Both the PS3 and Xbox 360 offer high definition video playback - Blu-ray and HD DVD respectively - and are supported by a range of music and video download services, with Sony often lagging behind Microsoft even though Sony has the benefit of it's wealth of content. Sony has taken the initiative this time with "PlayStation Home", offering every PlayStation 3 owner a free avatar and virtual apartment in Sony's new virtual world unveiled at the Game Developers Conference in San Francisco.
Due for launch in the northern Autumn, "PlayStation Home" follows in the footsteps of incredibly successful virtual worlds such as "World of Warcraft" and "Second Life", allowing users to customise their online persona and living space as well as explore an immerse 3D virtual world inhabited by other PS3 owners. The will also have access to high definition video, and be able to watch movies, TV shows and their own content from within the virtual world.
PlayStation Home is part of the "Game 3.0" era, according to Sony Computer Entertainment's president of worldwide studios Phil Harrison. This era has been enabled by the proliferation of high speed internet connections, opening up a world of opportunities for both Sony and Microsoft as well as a legion of couch potatoes.

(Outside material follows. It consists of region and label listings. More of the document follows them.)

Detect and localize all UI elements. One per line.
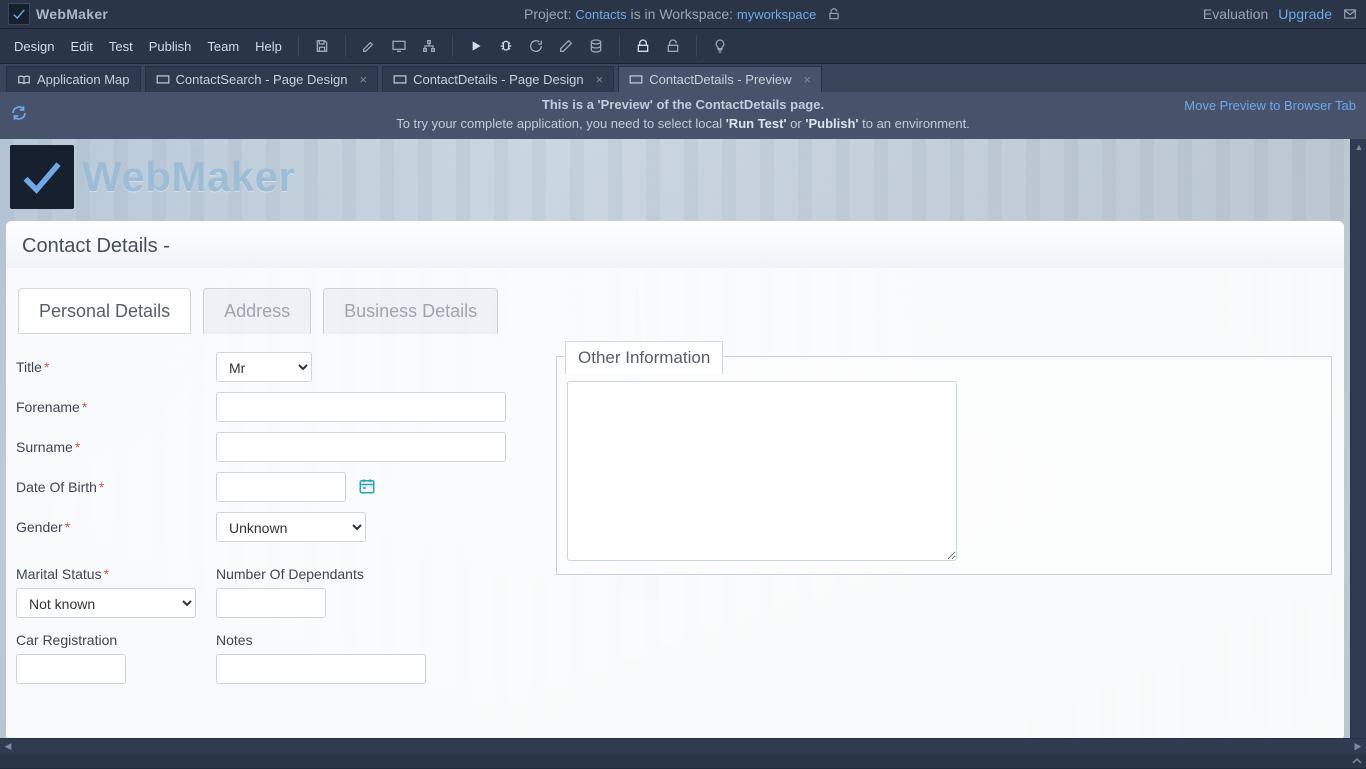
project-link[interactable]: Contacts [575,7,626,22]
close-icon[interactable]: × [596,72,604,87]
tab-address[interactable]: Address [203,288,311,334]
preview-banner: This is a 'Preview' of the ContactDetail… [0,92,1366,139]
mail-icon[interactable] [1342,6,1358,22]
title-bar: WebMaker Project: Contacts is in Workspa… [0,0,1366,28]
evaluation-label: Evaluation [1203,6,1268,22]
screen-icon[interactable] [386,33,412,59]
other-information-fieldset: Other Information [556,356,1332,575]
other-information-legend: Other Information [565,341,723,374]
bug-icon[interactable] [493,33,519,59]
brand-logo-icon [10,145,74,209]
scroll-left-icon[interactable]: ◀ [0,739,16,755]
dob-input[interactable] [216,472,346,502]
separator [452,35,453,57]
gender-label: Gender* [16,519,216,535]
tab-business-details[interactable]: Business Details [323,288,498,334]
vertical-scrollbar[interactable]: ▲ ▼ [1350,139,1366,751]
menu-publish[interactable]: Publish [143,35,198,58]
status-bar [0,754,1366,768]
lightbulb-icon[interactable] [707,33,733,59]
title-label: Title* [16,359,216,375]
forename-input[interactable] [216,392,506,422]
tab-contactdetails-preview[interactable]: ContactDetails - Preview × [618,66,822,92]
inner-tab-strip: Personal Details Address Business Detail… [12,278,1338,334]
notes-input[interactable] [216,654,426,684]
app-name: WebMaker [36,6,108,22]
dependants-input[interactable] [216,588,326,618]
refresh-preview-icon[interactable] [10,104,28,125]
menu-design[interactable]: Design [8,35,60,58]
sitemap-icon[interactable] [416,33,442,59]
contact-details-panel: Contact Details - Personal Details Addre… [6,221,1344,741]
surname-input[interactable] [216,432,506,462]
tab-label: Application Map [37,72,130,87]
screen-icon [156,74,170,86]
title-select[interactable]: Mr [216,352,312,382]
separator [298,35,299,57]
gender-select[interactable]: Unknown [216,512,366,542]
move-preview-link[interactable]: Move Preview to Browser Tab [1184,98,1356,113]
database-icon[interactable] [583,33,609,59]
scroll-up-icon[interactable]: ▲ [1351,139,1366,155]
close-icon[interactable]: × [359,72,367,87]
screen-icon [393,74,407,86]
separator [619,35,620,57]
refresh-icon[interactable] [523,33,549,59]
marital-status-label: Marital Status* [16,566,216,582]
tab-label: ContactDetails - Preview [649,72,791,87]
edit-icon[interactable] [356,33,382,59]
tab-contactdetails-design[interactable]: ContactDetails - Page Design × [382,66,614,92]
play-icon[interactable] [463,33,489,59]
tab-application-map[interactable]: Application Map [6,66,141,92]
horizontal-scrollbar[interactable]: ◀ ▶ [0,738,1366,754]
separator [696,35,697,57]
upgrade-link[interactable]: Upgrade [1278,6,1332,22]
unlock-icon [826,7,842,22]
lock-icon[interactable] [630,33,656,59]
screen-icon [629,74,643,86]
editor-tab-strip: Application Map ContactSearch - Page Des… [0,64,1366,92]
menu-test[interactable]: Test [103,35,139,58]
preview-frame: WebMaker Contact Details - Personal Deta… [0,139,1350,751]
tab-contactsearch-design[interactable]: ContactSearch - Page Design × [145,66,379,92]
surname-label: Surname* [16,439,216,455]
app-logo-icon [8,3,30,25]
forename-label: Forename* [16,399,216,415]
workspace-link[interactable]: myworkspace [737,7,816,22]
brand-title: WebMaker [82,153,295,201]
separator [345,35,346,57]
book-icon [17,74,31,86]
menu-help[interactable]: Help [249,35,288,58]
notes-label: Notes [216,632,416,648]
tab-personal-details[interactable]: Personal Details [18,288,191,334]
other-information-textarea[interactable] [567,381,957,561]
car-registration-input[interactable] [16,654,126,684]
menu-bar: Design Edit Test Publish Team Help [0,28,1366,64]
tab-label: ContactDetails - Page Design [413,72,584,87]
menu-team[interactable]: Team [201,35,245,58]
eraser-icon[interactable] [553,33,579,59]
preview-header: WebMaker [0,139,1350,213]
scroll-track[interactable] [1351,155,1366,735]
project-context: Project: Contacts is in Workspace: mywor… [0,6,1366,22]
panel-title: Contact Details - [6,221,1344,268]
scroll-right-icon[interactable]: ▶ [1350,739,1366,755]
dob-label: Date Of Birth* [16,479,216,495]
calendar-icon[interactable] [358,480,376,495]
unlock-icon[interactable] [660,33,686,59]
chevron-up-icon[interactable] [1352,754,1362,769]
marital-status-select[interactable]: Not known [16,588,196,618]
menu-edit[interactable]: Edit [64,35,98,58]
car-registration-label: Car Registration [16,632,216,648]
dependants-label: Number Of Dependants [216,566,416,582]
close-icon[interactable]: × [804,72,812,87]
tab-label: ContactSearch - Page Design [176,72,348,87]
save-icon[interactable] [309,33,335,59]
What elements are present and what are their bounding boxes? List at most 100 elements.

"PlayStation Home" is only the beginning, but the aim is to encourages more PS3 owners to put their consoles online where Sony can get to them. With a permanent two-way link into your lounge room to what's becoming the hub of the entertainment centre, the possibilities are endless. One of the most obvious is monitoring your habits and sending you tailored advertising, perhaps inserted into streaming video or other subscriber content. There's no doubt the skyline of "PlayStation Home" will eventually be littered by billboards, each which knows your name and targets advertising directly at you.
The word eco-system gets thrown around a lot, but that's exactly what Sony is out to create. "PlayStation Home" might be free, but it's a small price for Sony to pay to ensure you never leave the Sony Universe.